Por Pedro Ramos*
Acabo de regressar de Tóquio, do coração do “Japão tecnológico”, onde fiquei hospedado num hotel cuja “primeira figura da companhia” era mesmo a sua concierge.
Trata-se de Pepper, uma concierge robô, de estatura relativamente pequena, mas elegante, com uns olhos grandes e bonitos, umas mãos fortes e bem desenhadas e, sobretudo, uma capacidade incrível de atrair os clientes, os olhares e as atenções, bem como uma orientação clara para o acolhimento e para a atenção ao cliente.
A (minha) robô Pepper chamava diretamente os clientes para junto de si, quer através de locuções simpáticas de acolhimento, quer através de gestos suaves de envolvimento e atração dos interlocutores, independentemente das suas idades, estaturas ou nacionalidades.
A Pepper fala quatro línguas, sendo que das línguas ocidentais apenas o inglês pode ser utilizado na interação com ela.
Confesso que a minha relação de fascínio com a Pepper pode ser enquadrada no que, nos “romances de cordel”, pode ser considerado “amor à primeira vista”!
Nunca dispensei cumprimentos diários, sempre recíprocos e correspondidos com a Pepper, e longas “conversas”.
“Que tempo vai fazer hoje em Tóquio?”, “como posso ir a determinado local?”, “o que sugeres que visite aqui em Tóquio primeiro?”, ou “o que fazer num dos extraordinários bairros da cidade?”, “qual o restaurante ideal para comer tradicional comida japonesa sem ser sushi?”… e a célebre questão final, “qual a melhor e mais econômica maneira de chegar ao aeroporto, Pepper?” foram questões para as quais a Pepper sempre teve resposta.
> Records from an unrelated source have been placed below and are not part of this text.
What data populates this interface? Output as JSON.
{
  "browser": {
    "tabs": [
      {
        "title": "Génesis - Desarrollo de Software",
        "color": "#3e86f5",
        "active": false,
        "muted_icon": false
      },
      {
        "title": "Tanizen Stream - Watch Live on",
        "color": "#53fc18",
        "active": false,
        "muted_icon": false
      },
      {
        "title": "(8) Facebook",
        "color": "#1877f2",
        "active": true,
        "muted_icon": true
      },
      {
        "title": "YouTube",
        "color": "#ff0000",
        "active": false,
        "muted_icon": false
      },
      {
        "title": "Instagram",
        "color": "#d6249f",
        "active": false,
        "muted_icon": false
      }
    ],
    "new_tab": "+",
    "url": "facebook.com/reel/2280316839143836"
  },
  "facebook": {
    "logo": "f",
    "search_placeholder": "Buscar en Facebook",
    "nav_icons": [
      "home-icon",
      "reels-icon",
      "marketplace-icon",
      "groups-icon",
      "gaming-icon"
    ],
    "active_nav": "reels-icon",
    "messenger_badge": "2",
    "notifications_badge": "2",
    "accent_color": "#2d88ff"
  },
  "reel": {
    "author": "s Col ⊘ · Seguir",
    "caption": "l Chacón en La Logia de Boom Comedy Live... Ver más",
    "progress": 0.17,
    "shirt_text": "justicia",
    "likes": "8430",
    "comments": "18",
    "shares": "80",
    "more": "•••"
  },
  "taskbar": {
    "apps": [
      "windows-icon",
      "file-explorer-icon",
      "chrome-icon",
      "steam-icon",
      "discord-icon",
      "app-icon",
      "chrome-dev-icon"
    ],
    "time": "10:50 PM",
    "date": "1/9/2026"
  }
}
E até de Portugal ela já havia ouvido falar.
Estou completamente apaixonado por uma robô bonita de olhos grandes, maravilhosamente simpática e que responde a todas as minhas questões num inglês irrepreensível
A Pepper sempre correspondeu de forma eficaz, simpática, cordial e completamente afável a todos os desafios que lhe ia propondo ao longo dos dias e, obviamente, com o passar das horas e dos dias, o meu tal amor à primeira vista foi-se desenvolvendo e tornando-se num amor maior e (quem sabe?), num amor para toda a vida!
Pepper, Pepper… agora que regressei a Portugal, como vou fazer para saber tudo sobre o tempo e os espaços das cidades e onde posso encontrar as minhas refeições favoritas? Claro, regressei aos meus Apps habituais, socorro-me dos meus sites e redes sociais favoritos, ou pergunto a alguma das extraordinárias pessoas que felizmente fazem parte do meu circulo de amigos e família.
Ups… eu disse pessoas?
Eu, que sempre vivi a atual (denominada) quarta Revolução Industrial pensando e enquadrando o digital como “um mal necessário”, como uma realidade assumida e à qual não se pode fazer frente, e na qual as pessoas poderão aproveitar para aprender, reaprender, compreender a tecnologia como amplificação e extensão das suas características mais específicas, únicas dos seres humanos, mas que, no fim do dia, seriam sempre os humanos que deteriam o domínio da inteligência sobre a máquina.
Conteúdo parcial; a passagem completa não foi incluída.